Support Questions

Find answers, ask questions, and share your expertise
Announcements
Celebrating as our community reaches 100,000 members! Thank you!

Spark Sql for ETL performance tuning

avatar
New Contributor

I am using spark sql cli for performing ETL operations on hive tables.

There is a sql script query which involves more than 4 joins into different tables along with where conditions in each joins for filtering before inserting it to a new big table.

The performance of this query is really poor even with really small amount of data in each tables.

I have tried using various properties for improvising the performance of the query.
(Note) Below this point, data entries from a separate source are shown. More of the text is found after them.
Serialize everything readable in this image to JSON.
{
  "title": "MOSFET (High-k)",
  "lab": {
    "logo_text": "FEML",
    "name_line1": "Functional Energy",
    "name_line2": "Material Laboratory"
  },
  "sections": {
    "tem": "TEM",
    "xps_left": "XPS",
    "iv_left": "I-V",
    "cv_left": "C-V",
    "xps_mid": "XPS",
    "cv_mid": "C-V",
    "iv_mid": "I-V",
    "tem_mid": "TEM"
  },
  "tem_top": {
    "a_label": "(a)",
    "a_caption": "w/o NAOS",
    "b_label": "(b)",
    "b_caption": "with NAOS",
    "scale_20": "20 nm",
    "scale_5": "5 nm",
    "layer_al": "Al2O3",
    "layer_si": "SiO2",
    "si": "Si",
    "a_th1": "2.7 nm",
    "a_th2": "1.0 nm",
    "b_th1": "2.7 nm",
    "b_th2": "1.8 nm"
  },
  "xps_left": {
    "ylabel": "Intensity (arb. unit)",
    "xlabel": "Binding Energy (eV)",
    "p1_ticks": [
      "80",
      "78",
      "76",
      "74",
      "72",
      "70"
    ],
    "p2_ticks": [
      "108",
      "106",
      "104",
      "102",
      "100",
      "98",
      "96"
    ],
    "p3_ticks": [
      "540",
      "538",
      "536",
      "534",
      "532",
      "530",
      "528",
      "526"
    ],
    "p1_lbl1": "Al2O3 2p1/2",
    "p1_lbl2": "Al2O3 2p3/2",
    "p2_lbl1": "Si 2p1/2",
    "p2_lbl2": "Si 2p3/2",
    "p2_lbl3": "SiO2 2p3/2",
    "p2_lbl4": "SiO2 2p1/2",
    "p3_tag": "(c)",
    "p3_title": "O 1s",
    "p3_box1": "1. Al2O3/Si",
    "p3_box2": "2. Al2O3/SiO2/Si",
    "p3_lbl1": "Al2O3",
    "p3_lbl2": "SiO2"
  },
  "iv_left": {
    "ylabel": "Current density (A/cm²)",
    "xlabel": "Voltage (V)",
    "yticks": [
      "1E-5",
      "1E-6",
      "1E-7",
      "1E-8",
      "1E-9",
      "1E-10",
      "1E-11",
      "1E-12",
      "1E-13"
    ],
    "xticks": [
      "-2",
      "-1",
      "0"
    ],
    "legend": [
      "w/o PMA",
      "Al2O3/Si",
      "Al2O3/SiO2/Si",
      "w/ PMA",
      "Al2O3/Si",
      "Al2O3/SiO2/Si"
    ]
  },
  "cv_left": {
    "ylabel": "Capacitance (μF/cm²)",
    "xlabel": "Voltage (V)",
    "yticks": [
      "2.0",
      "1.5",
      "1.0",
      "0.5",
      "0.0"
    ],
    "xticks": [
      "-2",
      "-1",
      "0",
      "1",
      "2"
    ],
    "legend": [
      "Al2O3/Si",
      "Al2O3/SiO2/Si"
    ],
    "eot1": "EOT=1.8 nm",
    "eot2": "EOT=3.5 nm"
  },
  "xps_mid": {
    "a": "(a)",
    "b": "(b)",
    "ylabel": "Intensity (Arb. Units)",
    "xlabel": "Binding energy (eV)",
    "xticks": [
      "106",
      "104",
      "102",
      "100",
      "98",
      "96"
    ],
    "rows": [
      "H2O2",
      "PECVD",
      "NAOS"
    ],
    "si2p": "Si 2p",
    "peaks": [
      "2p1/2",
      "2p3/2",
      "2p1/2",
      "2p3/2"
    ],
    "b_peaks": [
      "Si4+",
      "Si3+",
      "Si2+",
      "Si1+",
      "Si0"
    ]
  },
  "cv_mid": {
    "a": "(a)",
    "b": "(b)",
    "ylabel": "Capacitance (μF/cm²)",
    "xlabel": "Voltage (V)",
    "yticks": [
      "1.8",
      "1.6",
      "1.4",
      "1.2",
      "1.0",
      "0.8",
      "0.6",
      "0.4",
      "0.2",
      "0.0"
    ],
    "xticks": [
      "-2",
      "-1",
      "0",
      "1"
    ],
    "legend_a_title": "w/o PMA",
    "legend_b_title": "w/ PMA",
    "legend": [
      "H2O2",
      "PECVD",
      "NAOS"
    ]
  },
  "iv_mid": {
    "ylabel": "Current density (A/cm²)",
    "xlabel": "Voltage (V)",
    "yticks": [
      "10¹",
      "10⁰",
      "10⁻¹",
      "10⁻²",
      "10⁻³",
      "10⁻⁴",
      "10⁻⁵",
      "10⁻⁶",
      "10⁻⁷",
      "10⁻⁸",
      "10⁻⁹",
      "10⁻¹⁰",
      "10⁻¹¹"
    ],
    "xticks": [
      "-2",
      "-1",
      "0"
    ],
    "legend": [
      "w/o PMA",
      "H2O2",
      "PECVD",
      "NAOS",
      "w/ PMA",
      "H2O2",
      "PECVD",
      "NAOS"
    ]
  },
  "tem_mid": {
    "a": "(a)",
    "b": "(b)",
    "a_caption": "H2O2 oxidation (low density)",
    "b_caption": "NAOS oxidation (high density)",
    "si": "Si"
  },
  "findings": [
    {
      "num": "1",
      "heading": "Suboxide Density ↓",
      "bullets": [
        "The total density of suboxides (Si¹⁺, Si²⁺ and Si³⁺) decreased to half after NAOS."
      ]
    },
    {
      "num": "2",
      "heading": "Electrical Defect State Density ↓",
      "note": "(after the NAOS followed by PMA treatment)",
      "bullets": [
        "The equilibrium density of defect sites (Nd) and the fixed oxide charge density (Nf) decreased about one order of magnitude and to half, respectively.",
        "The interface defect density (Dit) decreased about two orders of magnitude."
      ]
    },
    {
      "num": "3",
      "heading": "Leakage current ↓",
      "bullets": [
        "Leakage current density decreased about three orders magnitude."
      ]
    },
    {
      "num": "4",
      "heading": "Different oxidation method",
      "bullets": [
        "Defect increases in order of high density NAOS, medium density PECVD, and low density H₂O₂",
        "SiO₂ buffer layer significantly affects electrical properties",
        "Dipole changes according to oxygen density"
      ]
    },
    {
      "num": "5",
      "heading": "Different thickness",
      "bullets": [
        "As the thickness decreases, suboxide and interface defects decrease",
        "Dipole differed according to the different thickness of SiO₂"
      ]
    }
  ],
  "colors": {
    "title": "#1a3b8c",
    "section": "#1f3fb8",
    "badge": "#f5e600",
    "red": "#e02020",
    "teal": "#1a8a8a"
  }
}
SET spark.max.fetch.failure.per.stage = 10;

SET spark.rpc.io.serverThreads = 64;

SET spark.memory.fraction = 0.8;

SET spark.memory.offHeap.enabled = true;

SET spark.memory.offHeap.size = 3g;

SET spark.shuffle.file.buffer = 1 MB;

SET spark.unsafe.sorter.spill.reader.buffer.size = 1 MB;

SET spark.file.transferTo = false;

SET spark.shuffle.file.buffer = 1 MB;

SET spark.shuffle.unsafe.file.output.buffer = 5 MB;

SET spark.io.compression.lz4.blockSize=512KB;

SET spark.shuffle.service.index.cache.entries = 2048;

SET spark.shuffle.io.serverThreads = 128;

SET spark.shuffle.io.backLog = 8192;

SET spark.shuffle.registration.timeout = 2m;

SET spark.shuffle.registration.maxAttempt = 5;


But still the query runs for hours.

These are the questions that pops out from my mind:

  1. Is there any other ways to optimize and troubleshoot the query?
  2. Can we assume that Spark sql is not meant to handle a query with more complex joins?
  3. Should I break the script to multiple scripts with less number of Joins?
1 REPLY 1

avatar
Master Guru

@Barath Natarajan

Check out how many executors and memory that spark-sql cli has been initialized(it seems to be running on local mode with one executor).

  1. To debug the query run an explain plan on the query.
  2. Check out how many files in hdfs directory for each table, if too many files then consolidate them to smaller number.

Another approach would be:
-> Run spark-shell (or) pyspark with local mode/yarn-client mode with more number of executors/more memory
-> Then load the tables into dataframe and then registerTempTable(spark1.X)/createOrReplaceTempView(if using spark2)
-> Run your join using spark.sql("<join query>")
-> Check out the performance of the query.